Im vorderen Gebäudeteil war die großzügige Rektorenwohnung untergebracht, der Turm bezeichnete den Haupteingang zur damaligen Dornstraße (heute Kemperallee) hin. Ebenfalls an der Dornstraße war seit 1928 ein Spritzenhaus mit Steigerturm an das Schulhaus angefügt. Hier fanden später die Berufs- und die Evangelische Volksschule und danach die Gemeindebibliothek ihr Domizil.

 Das Denkmal wurde 1938 von Nazis gestürzt und wuchtige Hammerschläge fügten den beiden Köpfen einigen Schaden zu. 1986 restaurierte die Stadt den Gedenkstein.

Das Denkmal wurde 1938 von Nazis gestürzt und wuchtige Hammerschläge fügten den beiden Köpfen einigen Schaden zu. 1986 restaurierte die Stadt den Gedenkstein.

Foto: Mike Kunze

Beiderseits der Hauptstraße war eine große Freifläche als Festplatz vorgehalten worden. Im Winkel zwischen Kemperallee und Hauptstraße wurde dann 1922 das Ehrenmal für die Gefallenen des Ersten Weltkrieges errichtet. Seither sprach man vom Denkmal- oder Krieger-Ehrenplatz. Hier hielt Connemann dann auch zum Abzug der belgischen Besatzung am 31. Januar 1926 eine patriotische Rede und betonte die 1000-jährige Zugehörigkeit des Rheinlandes zu Deutschland – das Jubiläum wurde freilich 1925 vor allem rechtsrheinisch groß gefeiert.

Auf dem von Joseph Brüx geschaffenen Mahnmal sind die Namen aller Gefallenen eingemeißelt, oben zieren es die Köpfe Krieg und Sterben. Diese erregten im Dritten Reich wegen ihrer wenig heroischen Ausstrahlung und des „nicht-arischen“ Aussehens den Unmut der Nationalsozialisten, die das Monument 1938 in einer Nacht- und Nebel-Aktion umstürzten. Die einzelnen Teile wurden auf den Bauhof geschafft und überdauerten dort. 1986 ließ es die Stadt Meerbusch auf dem alten Friedhof wieder errichten.

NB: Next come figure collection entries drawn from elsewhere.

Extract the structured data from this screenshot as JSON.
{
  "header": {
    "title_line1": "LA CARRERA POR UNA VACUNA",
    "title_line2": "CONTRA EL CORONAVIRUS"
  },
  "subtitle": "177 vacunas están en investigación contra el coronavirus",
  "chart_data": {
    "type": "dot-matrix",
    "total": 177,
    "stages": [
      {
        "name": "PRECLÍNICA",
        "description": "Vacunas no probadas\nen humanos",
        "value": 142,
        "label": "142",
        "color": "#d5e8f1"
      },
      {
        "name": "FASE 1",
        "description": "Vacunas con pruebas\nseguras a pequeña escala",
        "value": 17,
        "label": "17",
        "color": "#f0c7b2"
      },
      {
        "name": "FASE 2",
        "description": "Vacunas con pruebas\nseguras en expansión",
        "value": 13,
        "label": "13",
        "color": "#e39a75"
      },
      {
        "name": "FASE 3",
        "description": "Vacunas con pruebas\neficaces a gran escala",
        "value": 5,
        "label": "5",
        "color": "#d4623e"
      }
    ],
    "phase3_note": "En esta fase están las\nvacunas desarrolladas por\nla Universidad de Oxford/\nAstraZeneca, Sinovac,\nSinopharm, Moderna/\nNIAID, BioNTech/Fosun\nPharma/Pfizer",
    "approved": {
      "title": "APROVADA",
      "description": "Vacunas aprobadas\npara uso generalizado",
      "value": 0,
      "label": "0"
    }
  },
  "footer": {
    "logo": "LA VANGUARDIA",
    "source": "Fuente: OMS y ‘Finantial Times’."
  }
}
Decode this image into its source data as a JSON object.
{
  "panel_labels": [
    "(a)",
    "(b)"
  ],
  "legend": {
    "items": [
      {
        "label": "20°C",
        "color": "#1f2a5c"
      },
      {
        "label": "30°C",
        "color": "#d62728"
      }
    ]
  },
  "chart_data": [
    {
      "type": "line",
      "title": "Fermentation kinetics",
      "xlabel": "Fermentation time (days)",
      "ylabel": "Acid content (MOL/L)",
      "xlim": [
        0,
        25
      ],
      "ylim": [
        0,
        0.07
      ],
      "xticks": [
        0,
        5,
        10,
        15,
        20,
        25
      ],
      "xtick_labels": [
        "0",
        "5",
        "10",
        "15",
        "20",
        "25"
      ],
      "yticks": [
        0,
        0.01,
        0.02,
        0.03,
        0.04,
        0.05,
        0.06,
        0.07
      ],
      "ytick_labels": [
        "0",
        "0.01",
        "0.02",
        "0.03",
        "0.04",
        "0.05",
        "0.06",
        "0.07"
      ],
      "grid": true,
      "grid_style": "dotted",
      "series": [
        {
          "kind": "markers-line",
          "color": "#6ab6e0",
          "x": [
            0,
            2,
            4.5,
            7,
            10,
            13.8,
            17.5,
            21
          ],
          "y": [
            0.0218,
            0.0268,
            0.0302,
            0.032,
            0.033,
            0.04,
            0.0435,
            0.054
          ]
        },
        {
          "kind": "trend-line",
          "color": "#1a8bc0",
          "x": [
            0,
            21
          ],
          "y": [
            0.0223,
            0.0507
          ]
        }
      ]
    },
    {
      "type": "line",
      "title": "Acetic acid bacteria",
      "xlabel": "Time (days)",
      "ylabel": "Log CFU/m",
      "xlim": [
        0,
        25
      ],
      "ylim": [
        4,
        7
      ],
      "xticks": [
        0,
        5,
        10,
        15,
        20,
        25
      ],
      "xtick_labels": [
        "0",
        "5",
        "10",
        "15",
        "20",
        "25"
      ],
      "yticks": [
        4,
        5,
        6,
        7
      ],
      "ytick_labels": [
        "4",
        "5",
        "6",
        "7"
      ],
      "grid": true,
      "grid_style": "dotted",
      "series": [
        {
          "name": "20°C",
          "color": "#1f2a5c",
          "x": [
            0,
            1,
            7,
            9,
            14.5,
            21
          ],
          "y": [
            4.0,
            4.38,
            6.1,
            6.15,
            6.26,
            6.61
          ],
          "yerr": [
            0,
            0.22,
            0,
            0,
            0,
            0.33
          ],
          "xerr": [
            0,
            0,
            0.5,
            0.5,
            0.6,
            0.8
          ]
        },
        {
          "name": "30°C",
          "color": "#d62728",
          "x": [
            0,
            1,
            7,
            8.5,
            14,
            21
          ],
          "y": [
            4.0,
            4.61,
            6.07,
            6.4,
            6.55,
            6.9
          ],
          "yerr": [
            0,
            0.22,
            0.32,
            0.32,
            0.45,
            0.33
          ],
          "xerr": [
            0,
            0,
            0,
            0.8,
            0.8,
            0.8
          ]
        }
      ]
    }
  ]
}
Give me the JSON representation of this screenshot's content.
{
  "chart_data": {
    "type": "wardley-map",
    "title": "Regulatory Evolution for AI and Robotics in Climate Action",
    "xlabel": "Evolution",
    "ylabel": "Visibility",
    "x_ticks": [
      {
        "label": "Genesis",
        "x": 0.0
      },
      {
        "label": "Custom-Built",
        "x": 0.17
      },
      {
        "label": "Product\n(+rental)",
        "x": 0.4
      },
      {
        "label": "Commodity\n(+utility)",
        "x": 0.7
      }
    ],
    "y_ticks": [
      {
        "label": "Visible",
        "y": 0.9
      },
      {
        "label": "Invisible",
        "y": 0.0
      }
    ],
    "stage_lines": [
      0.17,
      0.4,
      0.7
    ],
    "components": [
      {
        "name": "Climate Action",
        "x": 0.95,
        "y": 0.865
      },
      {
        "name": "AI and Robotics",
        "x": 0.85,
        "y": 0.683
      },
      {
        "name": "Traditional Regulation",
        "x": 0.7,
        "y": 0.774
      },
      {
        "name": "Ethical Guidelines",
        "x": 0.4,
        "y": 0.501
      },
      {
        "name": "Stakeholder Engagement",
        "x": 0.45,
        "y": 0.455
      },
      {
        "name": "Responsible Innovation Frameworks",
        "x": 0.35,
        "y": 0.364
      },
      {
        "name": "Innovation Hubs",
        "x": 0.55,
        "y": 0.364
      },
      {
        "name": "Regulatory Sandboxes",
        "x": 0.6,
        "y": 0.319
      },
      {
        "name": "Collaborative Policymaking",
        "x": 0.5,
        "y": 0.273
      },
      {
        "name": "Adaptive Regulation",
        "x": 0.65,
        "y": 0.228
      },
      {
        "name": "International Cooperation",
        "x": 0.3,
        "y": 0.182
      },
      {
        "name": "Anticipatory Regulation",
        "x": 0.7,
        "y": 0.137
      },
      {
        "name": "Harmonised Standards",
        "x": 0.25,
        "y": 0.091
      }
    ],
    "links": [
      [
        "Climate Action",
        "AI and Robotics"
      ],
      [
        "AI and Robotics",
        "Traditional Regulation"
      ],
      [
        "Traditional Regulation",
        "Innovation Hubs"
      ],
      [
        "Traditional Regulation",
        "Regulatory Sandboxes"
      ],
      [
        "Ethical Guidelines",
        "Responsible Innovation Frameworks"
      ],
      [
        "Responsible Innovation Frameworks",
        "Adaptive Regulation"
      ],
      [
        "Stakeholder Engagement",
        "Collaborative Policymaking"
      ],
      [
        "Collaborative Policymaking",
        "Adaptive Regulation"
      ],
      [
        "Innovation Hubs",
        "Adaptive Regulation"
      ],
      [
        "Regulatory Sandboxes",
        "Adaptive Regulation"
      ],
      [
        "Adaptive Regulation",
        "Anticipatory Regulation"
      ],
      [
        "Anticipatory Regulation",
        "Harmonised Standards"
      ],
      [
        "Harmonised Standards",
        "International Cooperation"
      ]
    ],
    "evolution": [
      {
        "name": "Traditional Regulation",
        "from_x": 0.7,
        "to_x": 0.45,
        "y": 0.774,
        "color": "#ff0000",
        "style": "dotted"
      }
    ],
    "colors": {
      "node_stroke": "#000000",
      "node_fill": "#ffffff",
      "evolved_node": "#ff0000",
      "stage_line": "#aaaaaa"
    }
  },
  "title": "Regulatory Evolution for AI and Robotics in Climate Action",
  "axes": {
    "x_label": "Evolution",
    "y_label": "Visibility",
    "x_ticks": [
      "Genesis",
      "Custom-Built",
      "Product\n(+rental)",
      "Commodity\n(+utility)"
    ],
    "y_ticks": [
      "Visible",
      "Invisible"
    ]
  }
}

Am linken Rand des Platzes stand ein Trafohaus, von dem aus der Strom des E-Werkes verteilt wurde. Lange wurde es nicht benötigt und schließlich in den 1970er Jahren abgerissen. Zwischen Schule und Trafohaus ist der Turm der Teloy-Mühle zu sehen. Der Müller Eduard Teloy (Teloo gesprochen) baute die „holländische“ Mühle 1822 auf der Hees in gebührendem Abstand zur damaligen Bebauung, da weder Schattenwurf noch Lärm die Einwohner belästigen sollten – im Hinblick auf heutige Windräder eine recht moderne Diskussion.

Obwohl zur Nahrungsmittelgewinnung ausgesprochen wichtig, ging der zuletzt durch einen Elektromotor unterstützte Betrieb schon 1912 zu Ende. Kurz darauf wurden die Mühlenflügel verkauft und das Gebäude begann zu verfallen. Schließlich wurden die Eingänge vermauert und im Zweiten Weltkrieg viele Holzteile verheizt. Schon in den 1950er Jahren wollte man den efeuberankten Mühlenstumpf retten und verpasste ihm ein spöttisch „Chinesenhut“ genanntes Notdach. 1981/82 wurde die mittlerweile zum Baudenkmal erklärte Ruine restauriert und als Kulturmühle der Öffentlichkeit zugänglich gemacht. 1984 konnten staunende Grundschüler aus den Klassenräumen heraus beobachten, wie Mühle ihre neuen Flügel bekam.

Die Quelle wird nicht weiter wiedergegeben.